JSON prints every key — "column_name": — once per row across all 500 rows. That is 500 × 20 = 10 000 key repetitions, each with surrounding quotes and colon. For a typical column name of 8 characters, that is roughly 80 000 extra characters, or about 20 000 extra tokens, just for the repeated keys.
Markdown table costs more than CSV because of the pipe characters and the header-separator row, but less than JSON because keys are not repeated per row.
Key-value format (one key: value per line) is the most verbose — it states both key and value on every line for every cell.

For a model that reads CSV well, choosing CSV over JSON on a wide table can cut token cost by a factor of three to five, directly reducing API charges and fitting more rows within a context window.

When to choose each format

Format	Best for
Raw CSV	Pure data transfer; maximum rows within budget
JSON	When the model needs to produce structured output that mirrors the input, or when column names must remain unambiguous
Markdown table	When the prompt is human-readable and the table is small; helps some models reason about column positions
Key-value	Small records where readability matters more than token cost

The token estimation method

The estimator uses a heuristic of approximately four characters per token, which is the widely cited rule of thumb for English prose and ASCII-heavy tabular data.

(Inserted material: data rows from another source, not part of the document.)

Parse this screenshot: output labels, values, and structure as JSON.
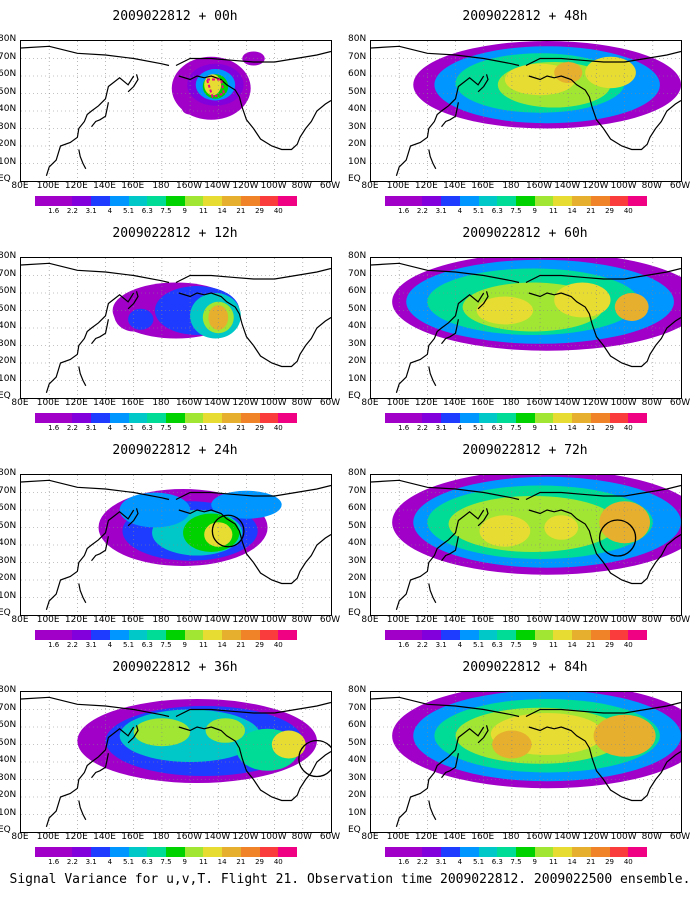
{
  "footer": "Signal Variance for u,v,T. Flight 21. Observation time 2009022812. 2009022500 ensemble.",
  "lat_labels": [
    "80N",
    "70N",
    "60N",
    "50N",
    "40N",
    "30N",
    "20N",
    "10N",
    "EQ"
  ],
  "lon_labels": [
    "80E",
    "100E",
    "120E",
    "140E",
    "160E",
    "180",
    "160W",
    "140W",
    "120W",
    "100W",
    "80W",
    "60W"
  ],
  "colorbar": {
    "levels": [
      "1.6",
      "2.2",
      "3.1",
      "4",
      "5.1",
      "6.3",
      "7.5",
      "9",
      "11",
      "14",
      "21",
      "29",
      "40"
    ],
    "colors": [
      "#a000c8",
      "#8200dc",
      "#1e3cff",
      "#0096ff",
      "#00c8c8",
      "#00dc96",
      "#00d200",
      "#a0e632",
      "#e6dc32",
      "#e6af2d",
      "#f08228",
      "#fa3c3c",
      "#f00082"
    ]
  },
  "panels": [
    {
      "title": "2009022812 + 00h",
      "lead_hours": 0
    },
    {
      "title": "2009022812 + 48h",
      "lead_hours": 48
    },
    {
      "title": "2009022812 + 12h",
      "lead_hours": 12
    },
    {
      "title": "2009022812 + 60h",
      "lead_hours": 60
    },
    {
      "title": "2009022812 + 24h",
      "lead_hours": 24
    },
    {
      "title": "2009022812 + 72h",
      "lead_hours": 72
    },
    {
      "title": "2009022812 + 36h",
      "lead_hours": 36
    },
    {
      "title": "2009022812 + 84h",
      "lead_hours": 84
    }
  ]
}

Real tokenizers depend on the model’s vocabulary: common words become single tokens while unusual column names may split into multiple subwords. For billing-critical estimates, run the exact text through your model provider’s tokenizer endpoint.

Tips to cut tabular token cost

Prefer raw CSV for pure data transfer — it is consistently the cheapest.
Send only the columns and rows you need. Dropping unused columns cuts the per-row cost across the whole table.
Abbreviate headers when the model does not need full names; a header that appears once is cheap in CSV but expensive when repeated in JSON.
Cap rows to a relevant slice. If a model needs context from a table of 10 000 rows, send a representative sample of 100 rows rather than the full dataset.
Remove whitespace padding. Aligned columns and trailing spaces add tokens without helping the model.